The Growth of Business Big Ideas and Questions: 1. What impact did

The Growth of Business
Big Ideas and Questions:
1. What impact did Big Business have on population movement and growth?
2. How did big business change America?
My Thoughts:
While some Americans were moving west on the Transcontinental Railroad and having conflict
with the Native Americans in the Great Plains, those who stayed East found themselves building a
grand nation of industry. In the years before and immediately after the Civil War, new inventions in
the East led to the growth of big businesses.
In the 1850s, Americans found ways to use oil for heating, lighting and cooking, and found
ways to get it from the ground. Henry Bessemer discovered a way to manufacture one to two days of
steel in ten to twenty minutes, and immigrants moved into the United States who were willing to do
manufacturing work. After the war, new inventors like Thomas Edison and Alexander Graham Bell
brought great change to the country. Edison developed electric light and an electric power system.
Alexander Graham Bell invented the telephone. By 1880 there were 55,000 telephones in America.
Twenty years later there were 1.5 million. The great change continued into the 1890s when J. Frank
and Charles Duryea first test a gas powered car. In 1908, Henry Ford built the first incredibly popular
model car for consumers to buy: The Model T.
Americans had so much more money in the years after the Civil War, this money, along with
advertising and the Railroads allowed big business to thrive! America was already filled with
natural resources, and new technology helped them harness those resources. Trains, advertising,
money and new inventions brought about a boom in big business, especially in three fields: oil,
railroads and steel.
By the late 1800s, oil was found to be useful for power, heating, lighting and cooking. In 1859
Edwin L. Drake proved that it was possible to pump oil from the ground. In efforts to make oil
affordable to everyone, businessmen tried to find cheap ways to pump it, and to refine it. No one was
more successful than John D. Rockefeller. Rockefeller became the titan of the oil industry, starting a
company called Standard Oil Company. Standard Oil made oil less expensive and available to
everyone, but it also became a big monopoly. A monopoly is a when a company has total ownership
of a product or service. This means that they completely control that product. Rockefeller had almost
complete control over the oil business, but many big leaders in business at that time controlled
monopolies too.
As Railroads developed moving east to west, they did two extremely important things. First,
they brought raw materials from the west to the factories in the east. They would bring things like
copper, lead, and iron back to the factories. They especially brought iron from the west to
Pittsburgh. The second thing railroads did was take the goods (the finished products) from the
factories to people! That way people could receive goods, and since the railroads went across the
country- people across the country could get them; creating a national market. The titan of the
railroad and shipping industry was Cornelius Vanderbilt from New York. The Vanderbilt family made
millions, and there are still rich Vanderbilt’s today (like TV’s Anderson Cooper!).

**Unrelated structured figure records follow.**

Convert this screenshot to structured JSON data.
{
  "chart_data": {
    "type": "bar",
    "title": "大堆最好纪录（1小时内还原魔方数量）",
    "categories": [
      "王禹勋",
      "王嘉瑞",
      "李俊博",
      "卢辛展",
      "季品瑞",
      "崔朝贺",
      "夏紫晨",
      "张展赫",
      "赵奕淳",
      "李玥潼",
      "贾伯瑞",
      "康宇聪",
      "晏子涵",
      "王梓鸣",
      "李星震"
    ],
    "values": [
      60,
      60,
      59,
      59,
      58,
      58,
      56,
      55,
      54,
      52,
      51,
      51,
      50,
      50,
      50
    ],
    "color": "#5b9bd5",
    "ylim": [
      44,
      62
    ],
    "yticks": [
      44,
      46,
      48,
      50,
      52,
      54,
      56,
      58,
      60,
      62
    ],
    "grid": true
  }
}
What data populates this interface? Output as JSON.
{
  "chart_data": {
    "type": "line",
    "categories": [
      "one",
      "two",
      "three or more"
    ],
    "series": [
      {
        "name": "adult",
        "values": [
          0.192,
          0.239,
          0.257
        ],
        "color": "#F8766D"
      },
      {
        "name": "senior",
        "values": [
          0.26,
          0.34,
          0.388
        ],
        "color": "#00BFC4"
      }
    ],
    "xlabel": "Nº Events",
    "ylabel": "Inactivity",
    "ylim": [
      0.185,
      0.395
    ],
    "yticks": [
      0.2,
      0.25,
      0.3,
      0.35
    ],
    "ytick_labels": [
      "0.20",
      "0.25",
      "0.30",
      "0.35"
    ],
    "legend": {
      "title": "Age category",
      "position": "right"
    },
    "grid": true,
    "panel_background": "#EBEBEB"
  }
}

By the middle of the 1850s, Henry Bessemer had developed the Bessemer process, which
made manufacturing steel easy and cheap. A Scottish immigrant named Andrew Carnegie perfected
the process and developed a steel manufacturing plant in Pittsburgh. Like Rockefeller, Carnegie
came to hold a monopoly over the steel industry, and even bought mines, and railroads so that he
could mine his own materials, create the steel at his factories, and then ship them out on his
railroads. Carnegie was a mastermind, and eventually sold his company in 1901 for $480 million.
Like Rockefeller and Vanderbilt, Carnegie gave a lot of his money away to public works. He was a
very famous philanthropist.
The growth of business caused a growth in cities, as immigrants and workers had to move into
the cities in order to find work. These big businesses used many workers, which was good in that so
many people had a job, but oftentimes these workers were treated poorly. The main thing to
remember about the Growth of Business is that new inventions from the middle of the 1800s caused
a great wave of business which made luxury items cheaper and easier to make. The big businesses
caused people to move into the cities, but eventually those workers would be mistreated.
1. Look in paragraph 2. Name two inventors and their inventions.
2. Who made the incredibly popular car starting in 1908?
3. Name four things that “brought about a boom in big business.”
4. Who controlled the oil industry?
5. Who controlled the Railroad Industry?
6. Who controlled the Steel Industry?
7. In what city was the steel industry located?